Absa Top Ten Pinotage Competition: first day of judging

The first of three days of judging the Absa Top Ten Pinotage competition started this morning at the Devon Valley Hotel outside Stellenbosch. On the menu are 148 wines: 1 from the difficult 2002 vintage, 10 from the great 2003 vintage, 27 generously fruited 2004’s, 45 from tannic 2005 and 59 as yet unknown 2006 and 6 2007’s – unknown as the 2006 and 2007 wines are scheduled for tomorrow.

The competition is unusual in that three days are allocated to assessing 148 wines – other shows controversially get through more than this in a single day. Another nice feature is that panel chairman, Duimpie Bayly, behaves like an ordinary judge, rather than wafting around the tasting room and disappearing into the pouring room to check up on the performance of favourite wines.
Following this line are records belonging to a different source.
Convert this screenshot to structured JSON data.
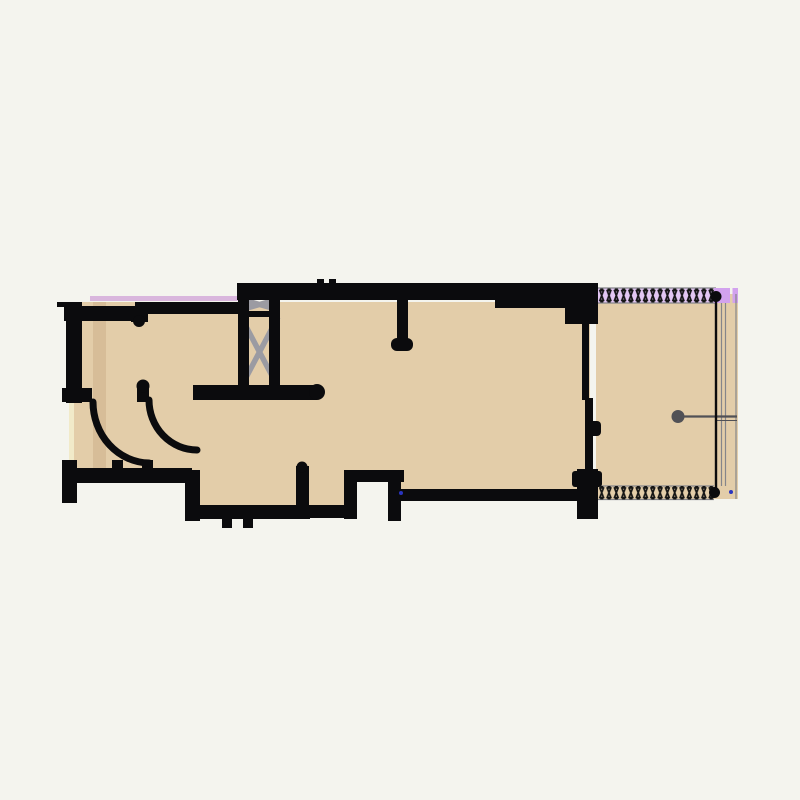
{
  "document": {
    "kind": "architectural-floor-plan",
    "visible_text": ""
  },
  "colors": {
    "background": "#f4f4ee",
    "wall": "#0b0b0d",
    "floor": "#e3cda9",
    "floor_shade": "#d7bd98",
    "lavender": "#e2c6f2",
    "purple": "#d2a2ee",
    "purple_line": "#d9b6dd",
    "hatch": "#151515",
    "brace": "#9b9ba2",
    "gline": "#85858a",
    "section": "#515156",
    "window": "#f1eac9",
    "marker_blue": "#2a35c0"
  },
  "symbols": {
    "elevator_shaft": "x-braced-shaft-icon",
    "double_door": "quarter-circle-door-swing-icon",
    "insulation_band": "zipper-hatch-icon",
    "railing": "line-with-end-dots-icon",
    "section_marker": "dot-with-leader-line-icon"
  }
}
The other six judges include two winemakers, Charles Hopkins from De Grendel in Durbanville and Chris Roux from Wellington, Dave Hughes, SA’s most experienced foreign taster and two international palates: Julian Brind MW, former wine buyer for the UK Waitrose supermarket chain and Michelle Cherutti-Kowal, a Canadian wine educator now resident in London.
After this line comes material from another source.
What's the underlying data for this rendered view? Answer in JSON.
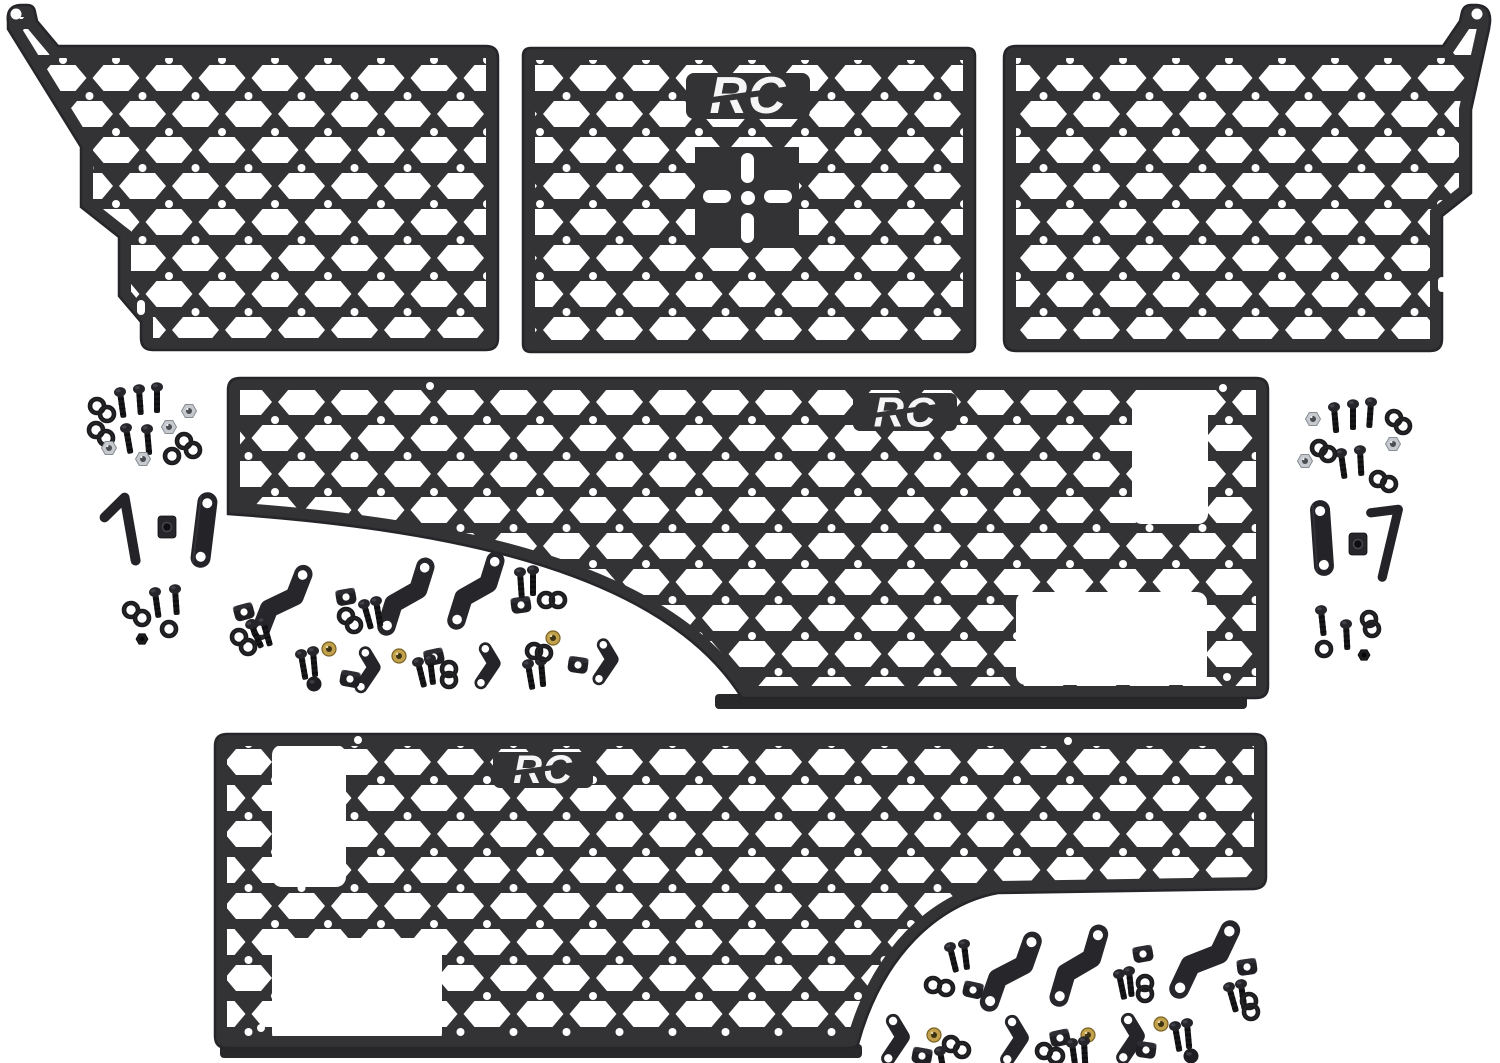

We got through 70 wines this morning, with the 2004 vintage delivering several standout wines. With several wines scoring 18/20 and 19/20, Brind made the comment that this was no Special Olympics – the wines are genuinely world class.

This afternoon, we’re off to taste even more of SA’s own unique grape at Kaapzicht and Bellevue in the Bottelary Hills appellation.